A recorrente considera que a norma em causa viola o direito de acesso aos tribunais consagrado no artigo 20º, nº 1, da Constituição da República Portuguesa.
Como o Tribunal Constitucional disse no acórdão nº 271/95 (publicado no Diário da República, II Série, nº 167, de 21 de Julho de 1995, p. 8370 ss), e tem reafirmado em jurisprudência constante, quanto à caracterização da garantia de acesso ao direito e aos tribunais:
'Para além do direito de acção, que se materializa através do processo, compreendem-se no direito de acesso aos tribunais, nomeadamente: (a) o direito a prazos razoáveis de acção ou de recurso; (b) o direito a uma decisão judicial sem dilações indevidas; (c) o direito a um processo justo, baseado nos princípios da prioridade e da sumariedade no caso daqueles direitos cujo exercício pode ser aniquilado pela falta de medidas de defesa expeditas; (d) o direito a um processo de execução, ou seja, o direito a que, através do órgão jurisdicional se desenvolva e efective toda a actividade dirigida à execução da sentença proferida pelo tribunal. Há-de ainda assinalar-se como parte daquele conteúdo conceitual «a proibição da indefesa», que consiste na privação ou limitação do direito de defesa do particular perante os órgãos judiciais junto dos quais se discutem questões que lhes dizem respeito. A violação do direito à tutela judicial efectiva, sob o ponto de vista da limitação do direito de defesa, verificar-se-á sobretudo quando a não observância de normas processuais ou de princípios gerais de processo acarreta a impossibilidade de o particular exercer o seu direito de alegar, daí resultando prejuízos efectivos para os seus interesses (cfr. Gomes Canotilho e Vital Moreira, Constituição da República Portuguesa Anotada, 3ª ed., Coimbra, 1993, p. 163 e 164, e Fundamentos da Constituição, Coimbra, 1991, p. 82 e 83). Entendimento similar tem vindo a ser definido pela jurisprudência do Tribunal Constitucional, que tem caracterizado o direito de acesso aos tribunais como sendo entre o mais um direito a uma solução jurídica dos conflitos, a que se deve chegar em prazo razoável e com observância de garantias de imparcialidade e independência, possibilitando-se, designadamente, um correcto funcionamento das regras do contraditório, em termos de cada uma das partes poder deduzir as suas razões (de facto e de direito), oferecer as suas provas, controlar as provas do adversário e discretear sobre o valor e resultado de umas e outras.'
À luz do sentido genérico assim atribuído ao direito fundamental de acesso aos tribunais, que implica a 'proibição da indefesa', a norma questionada pela recorrente, na interpretação que lhe foi dada na decisão impugnada, não sofre de qualquer vício de inconstitucionalidade.
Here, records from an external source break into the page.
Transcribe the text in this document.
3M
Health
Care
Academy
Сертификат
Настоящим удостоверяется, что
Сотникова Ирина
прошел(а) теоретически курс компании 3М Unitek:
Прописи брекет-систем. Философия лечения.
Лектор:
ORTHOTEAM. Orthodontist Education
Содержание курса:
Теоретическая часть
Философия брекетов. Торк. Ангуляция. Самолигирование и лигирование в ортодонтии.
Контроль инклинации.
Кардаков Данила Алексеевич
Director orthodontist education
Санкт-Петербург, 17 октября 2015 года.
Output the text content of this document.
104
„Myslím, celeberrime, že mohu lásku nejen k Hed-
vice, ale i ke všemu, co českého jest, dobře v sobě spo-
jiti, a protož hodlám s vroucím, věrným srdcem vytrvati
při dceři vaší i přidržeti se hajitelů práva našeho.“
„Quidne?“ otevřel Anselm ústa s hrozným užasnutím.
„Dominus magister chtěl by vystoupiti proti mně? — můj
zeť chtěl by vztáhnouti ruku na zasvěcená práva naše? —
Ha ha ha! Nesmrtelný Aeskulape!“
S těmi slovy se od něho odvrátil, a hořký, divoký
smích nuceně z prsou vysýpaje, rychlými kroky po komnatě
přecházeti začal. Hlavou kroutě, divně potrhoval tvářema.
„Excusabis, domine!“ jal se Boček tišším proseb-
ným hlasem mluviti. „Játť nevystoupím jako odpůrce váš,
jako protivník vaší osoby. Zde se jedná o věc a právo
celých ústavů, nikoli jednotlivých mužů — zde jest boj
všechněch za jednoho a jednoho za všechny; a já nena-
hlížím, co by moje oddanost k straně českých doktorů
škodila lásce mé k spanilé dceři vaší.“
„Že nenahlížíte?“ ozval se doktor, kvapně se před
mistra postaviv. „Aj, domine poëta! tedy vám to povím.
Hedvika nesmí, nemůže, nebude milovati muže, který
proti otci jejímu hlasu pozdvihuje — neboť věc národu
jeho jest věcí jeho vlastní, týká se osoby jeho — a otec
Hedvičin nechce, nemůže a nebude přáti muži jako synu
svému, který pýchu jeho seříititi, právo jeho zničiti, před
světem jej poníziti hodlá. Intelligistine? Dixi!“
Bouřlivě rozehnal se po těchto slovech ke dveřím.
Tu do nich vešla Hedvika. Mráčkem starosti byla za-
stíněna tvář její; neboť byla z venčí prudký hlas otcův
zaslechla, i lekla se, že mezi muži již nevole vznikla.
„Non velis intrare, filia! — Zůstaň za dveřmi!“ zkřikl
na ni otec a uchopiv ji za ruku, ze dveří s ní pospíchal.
A solução consagrada no nº 2 do artigo 685º do Código de Processo Civil não constitui limitação ou restrição do direito de interpor recurso. A norma fixa tão somente o momento a partir do qual se conta o prazo de oito dias
[na versão actual, de dez dias] para interposição do recurso de decisões proferidas oralmente: a data em que foram proferidas, desde que as decisões estejam reproduzidas no processo e desde que a parte tenha estado presente ou tenha sido notificada para assistir ao acto.
É clara a preocupação da lei no sentido de imprimir celeridade ao andamento do processo. O interesse constitucional na celeridade na administração da justiça é hoje claramente assumido no artigo 20º, nºs 4 e 5 da Lei Fundamental. A Constituição sublinha a necessidade de assegurar tutela 'em prazo razoável' e impõe ao legislador a tarefa de construir modelos de 'procedimentos judiciais caracterizados pela celeridade e prioridade'.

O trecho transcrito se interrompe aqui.